Parasite or Love?
Two days after the Apple store moved several blocks south on Michigan Avenue to its new riverfront location, I stopped by the old Apple store to see what remained. I was greeted by an all-black wall where a sleek glass storefront once welcomed me, with what was for me an intriguing statement stenciled in white: "We would never leave you."
That statement has rolled around in my brain for the last several weeks. One thing seems sure to me: The copywriter gave a lot of thought to those five simple words, which is not surprising given Apple's clever advertisements over the years. Remember Justin Long and John Hodgman? Ironically, the clunky PC has had the staying power when measuring Long and Hodgman's career longevity. Hodgman may have been clunky in appearance, but he had a far superior operating system.
I have come to conclude that the five words that flew by as I sat on the CTA's 146 bus each time I headed home hold multiple meanings. Ostensibly, Apple is expressing its love for me. We are in a committed monogamous relation, although without the headphone jack it is hard to physically manifest our mutual feelings.
The question is whether Apple is a person or some other living being. That might seem to be an outlandish question at first, but it can be viewed as a logical extension of the U.S. Supreme Court's ruling in In Citizens United v Federal Election Commission, 258 U.S. ___ (2010).
I for one, much like those who object to the ruling in Citizens United that corporations are persons when its comes to the First Amendment and expressive political speech, find the suggestion that I am in a committed personal relationship with Apple both sinister and sobering. I have a strong suspicion that the Apple copywriter is either in agreement with me, or loves the wink and the nod that comes with double entendre. The more I think about those five words, the less I see a voluntary relationship. Although I willingly entered the Apple ecosystem in 2001 after I was overcome with disgust at Microsoft Windows 2000, I now find myself once again entangled with a corporation, or as those five words can be read to mean, a parasite. Apple, like the major tech companies, behaves just like a parasite. It started with an iMac, but then I added an iPod, a MacBook, an iPhone, three-different sized iPads, iTunes, Apple TV, apps from the Apple Apps store, ApplePay, an Apple watch, and a host of Apple-branded peripherals. It is pushing AppleMusic, but so far my system has resisted--Tidal is my streaming service. To summarize, like a parasite, Apple has grown bigger as it resides in the host body.

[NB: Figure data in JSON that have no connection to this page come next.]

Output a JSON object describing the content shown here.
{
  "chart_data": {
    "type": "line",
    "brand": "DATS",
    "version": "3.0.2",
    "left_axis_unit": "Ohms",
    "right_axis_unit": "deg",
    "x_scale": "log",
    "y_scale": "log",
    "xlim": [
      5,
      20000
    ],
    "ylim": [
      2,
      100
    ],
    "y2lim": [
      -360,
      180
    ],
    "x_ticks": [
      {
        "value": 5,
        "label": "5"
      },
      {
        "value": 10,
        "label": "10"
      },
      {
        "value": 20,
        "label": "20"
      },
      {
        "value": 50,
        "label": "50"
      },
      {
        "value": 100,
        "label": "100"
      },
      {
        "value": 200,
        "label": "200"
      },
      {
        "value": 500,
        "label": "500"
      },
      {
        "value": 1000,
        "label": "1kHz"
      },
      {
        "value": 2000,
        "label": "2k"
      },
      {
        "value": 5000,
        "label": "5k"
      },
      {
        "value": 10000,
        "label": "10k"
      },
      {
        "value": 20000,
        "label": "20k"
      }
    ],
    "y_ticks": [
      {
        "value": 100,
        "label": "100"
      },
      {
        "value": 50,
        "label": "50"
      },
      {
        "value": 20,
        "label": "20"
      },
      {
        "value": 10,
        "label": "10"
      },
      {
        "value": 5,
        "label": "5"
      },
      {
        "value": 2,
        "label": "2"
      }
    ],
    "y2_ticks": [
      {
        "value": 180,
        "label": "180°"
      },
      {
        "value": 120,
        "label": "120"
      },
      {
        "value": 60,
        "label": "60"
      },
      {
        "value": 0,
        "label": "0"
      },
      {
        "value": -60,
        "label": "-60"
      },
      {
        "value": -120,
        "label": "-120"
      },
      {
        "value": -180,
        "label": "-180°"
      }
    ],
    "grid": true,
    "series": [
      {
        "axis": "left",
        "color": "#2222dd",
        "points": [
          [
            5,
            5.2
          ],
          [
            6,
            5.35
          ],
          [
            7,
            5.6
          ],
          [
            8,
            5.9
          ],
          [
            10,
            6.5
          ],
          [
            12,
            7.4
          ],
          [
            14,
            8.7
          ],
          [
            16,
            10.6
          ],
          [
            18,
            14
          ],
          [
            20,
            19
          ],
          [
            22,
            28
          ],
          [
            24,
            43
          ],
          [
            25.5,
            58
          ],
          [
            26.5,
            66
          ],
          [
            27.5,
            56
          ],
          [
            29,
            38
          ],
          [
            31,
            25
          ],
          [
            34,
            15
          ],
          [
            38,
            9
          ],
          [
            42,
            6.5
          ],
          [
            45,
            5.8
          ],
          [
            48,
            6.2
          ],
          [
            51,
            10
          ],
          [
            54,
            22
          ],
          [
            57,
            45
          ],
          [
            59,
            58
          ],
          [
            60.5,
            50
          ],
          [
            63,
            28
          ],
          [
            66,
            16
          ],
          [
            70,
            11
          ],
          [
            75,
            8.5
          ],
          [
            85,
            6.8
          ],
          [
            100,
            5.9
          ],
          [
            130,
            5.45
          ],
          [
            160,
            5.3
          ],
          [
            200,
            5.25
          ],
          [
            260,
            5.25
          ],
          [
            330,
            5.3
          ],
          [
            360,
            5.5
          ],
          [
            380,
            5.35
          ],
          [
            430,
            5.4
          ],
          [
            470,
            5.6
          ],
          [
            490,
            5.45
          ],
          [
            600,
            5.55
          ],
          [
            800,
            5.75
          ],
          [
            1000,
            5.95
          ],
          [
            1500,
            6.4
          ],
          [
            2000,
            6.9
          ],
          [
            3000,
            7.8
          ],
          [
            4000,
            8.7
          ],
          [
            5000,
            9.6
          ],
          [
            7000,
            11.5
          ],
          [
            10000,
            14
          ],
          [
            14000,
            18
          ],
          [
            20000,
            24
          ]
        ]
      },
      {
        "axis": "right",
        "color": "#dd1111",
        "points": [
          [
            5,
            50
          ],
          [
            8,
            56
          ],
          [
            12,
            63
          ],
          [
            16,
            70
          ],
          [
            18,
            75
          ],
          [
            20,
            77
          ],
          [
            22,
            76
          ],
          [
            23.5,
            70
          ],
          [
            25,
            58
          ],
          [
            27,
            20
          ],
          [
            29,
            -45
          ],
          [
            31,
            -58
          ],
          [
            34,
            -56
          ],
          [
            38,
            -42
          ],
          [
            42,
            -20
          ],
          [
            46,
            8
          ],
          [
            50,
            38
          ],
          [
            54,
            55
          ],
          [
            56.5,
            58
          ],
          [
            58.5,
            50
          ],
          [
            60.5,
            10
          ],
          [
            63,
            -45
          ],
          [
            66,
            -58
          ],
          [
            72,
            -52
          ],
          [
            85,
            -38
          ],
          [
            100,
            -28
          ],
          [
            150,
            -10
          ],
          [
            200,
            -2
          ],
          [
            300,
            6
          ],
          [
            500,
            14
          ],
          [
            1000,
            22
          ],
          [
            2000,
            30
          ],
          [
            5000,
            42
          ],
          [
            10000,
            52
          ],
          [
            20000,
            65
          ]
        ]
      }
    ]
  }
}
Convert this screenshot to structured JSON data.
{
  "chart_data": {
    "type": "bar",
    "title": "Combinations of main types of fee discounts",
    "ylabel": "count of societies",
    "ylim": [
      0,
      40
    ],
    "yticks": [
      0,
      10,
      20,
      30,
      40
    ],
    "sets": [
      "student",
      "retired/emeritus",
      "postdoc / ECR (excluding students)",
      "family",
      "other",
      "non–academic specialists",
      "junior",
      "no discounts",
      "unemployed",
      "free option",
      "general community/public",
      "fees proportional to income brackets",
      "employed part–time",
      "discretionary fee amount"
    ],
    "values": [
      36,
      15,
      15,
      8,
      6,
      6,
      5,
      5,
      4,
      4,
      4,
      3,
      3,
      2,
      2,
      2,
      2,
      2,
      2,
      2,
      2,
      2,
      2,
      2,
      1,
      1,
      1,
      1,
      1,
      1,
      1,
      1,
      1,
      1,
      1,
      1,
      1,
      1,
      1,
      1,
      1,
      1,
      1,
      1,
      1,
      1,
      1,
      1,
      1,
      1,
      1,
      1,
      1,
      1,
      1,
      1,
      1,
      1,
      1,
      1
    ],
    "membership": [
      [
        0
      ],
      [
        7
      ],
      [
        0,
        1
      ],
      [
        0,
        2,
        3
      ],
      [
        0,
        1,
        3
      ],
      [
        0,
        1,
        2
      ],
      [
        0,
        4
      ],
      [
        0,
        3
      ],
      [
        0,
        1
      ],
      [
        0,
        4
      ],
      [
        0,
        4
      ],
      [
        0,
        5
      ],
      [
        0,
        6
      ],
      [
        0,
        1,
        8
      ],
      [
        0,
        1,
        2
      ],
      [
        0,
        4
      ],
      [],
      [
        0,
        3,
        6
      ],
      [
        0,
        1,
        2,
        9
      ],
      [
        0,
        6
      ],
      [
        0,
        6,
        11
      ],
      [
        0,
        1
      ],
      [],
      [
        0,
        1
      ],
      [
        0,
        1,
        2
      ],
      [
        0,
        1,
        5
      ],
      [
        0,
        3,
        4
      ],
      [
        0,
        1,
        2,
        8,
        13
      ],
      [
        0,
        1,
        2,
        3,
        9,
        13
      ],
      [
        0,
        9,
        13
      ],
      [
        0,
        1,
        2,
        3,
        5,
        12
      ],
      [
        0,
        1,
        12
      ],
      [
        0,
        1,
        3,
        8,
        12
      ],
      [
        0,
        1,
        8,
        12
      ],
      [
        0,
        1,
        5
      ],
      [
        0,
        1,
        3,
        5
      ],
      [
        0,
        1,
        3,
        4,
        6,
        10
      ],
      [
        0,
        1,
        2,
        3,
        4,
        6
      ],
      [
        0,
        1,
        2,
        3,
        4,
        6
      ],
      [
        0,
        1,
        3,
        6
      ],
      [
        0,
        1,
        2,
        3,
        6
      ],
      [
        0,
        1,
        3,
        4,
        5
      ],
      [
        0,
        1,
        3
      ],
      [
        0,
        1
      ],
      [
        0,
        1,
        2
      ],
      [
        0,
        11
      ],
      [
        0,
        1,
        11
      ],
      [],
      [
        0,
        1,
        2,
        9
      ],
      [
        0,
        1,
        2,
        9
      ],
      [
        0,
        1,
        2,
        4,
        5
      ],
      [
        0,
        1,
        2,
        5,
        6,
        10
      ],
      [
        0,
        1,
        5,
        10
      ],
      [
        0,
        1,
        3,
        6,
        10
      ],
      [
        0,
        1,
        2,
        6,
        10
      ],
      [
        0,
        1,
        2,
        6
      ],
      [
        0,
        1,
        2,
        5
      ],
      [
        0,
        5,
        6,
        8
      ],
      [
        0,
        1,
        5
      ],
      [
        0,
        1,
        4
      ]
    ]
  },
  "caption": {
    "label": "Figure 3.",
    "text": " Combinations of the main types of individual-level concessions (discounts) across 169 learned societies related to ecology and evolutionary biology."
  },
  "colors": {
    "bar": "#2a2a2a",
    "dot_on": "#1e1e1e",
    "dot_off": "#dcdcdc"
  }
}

But it doesn't stop there. Like a parasite, Apple doesn't just reside in me. It sucks my blood for nutrition, with blood being my personal information. Purchase information, contact information, browser information, iTunes information, etc. I guess that is not surprising because we live in the information age. Apple is not alone. There are other parasites that inhabit my being. Google has implanted search, Drive, and a suite. Facebook is in there, too. Imagine all the information it sucks from me as I express my most intimate thoughts to my 157 best friends. I still use Microsoft Office, so Microsoft must still have a file on me.
Yes, those five words are sinister, which is why I needed to document and preserve them with a photograph. It took about 100 tries to get one I liked. This was the best, and astonishingly, the woman walking past the storefront is a classmate of mine in the University of Chicago's Basic program. It was not planned or staged. In fact, she was moving so briskly that I didn't even get a chance to say, "Hi." As I watched people go by, I realized that somewhat ironically, Apple's message was lost on them. Glued to their screens, most people didn't even notice that a large corporation was expressing its love and concern for their well being, and therein lies the irony, as well as the frightening reality of modern existence. We are so consumed by our digital parasites that we are unaware that these parasites are consuming us from within.
Photographer's Notes: This photograph was made using the Fuji GFX 50s. Because the location is Michigan Avenue during holiday season, I was unable to use a tripod. I handheld camera, with the shutter speed set to 1/15th of a second.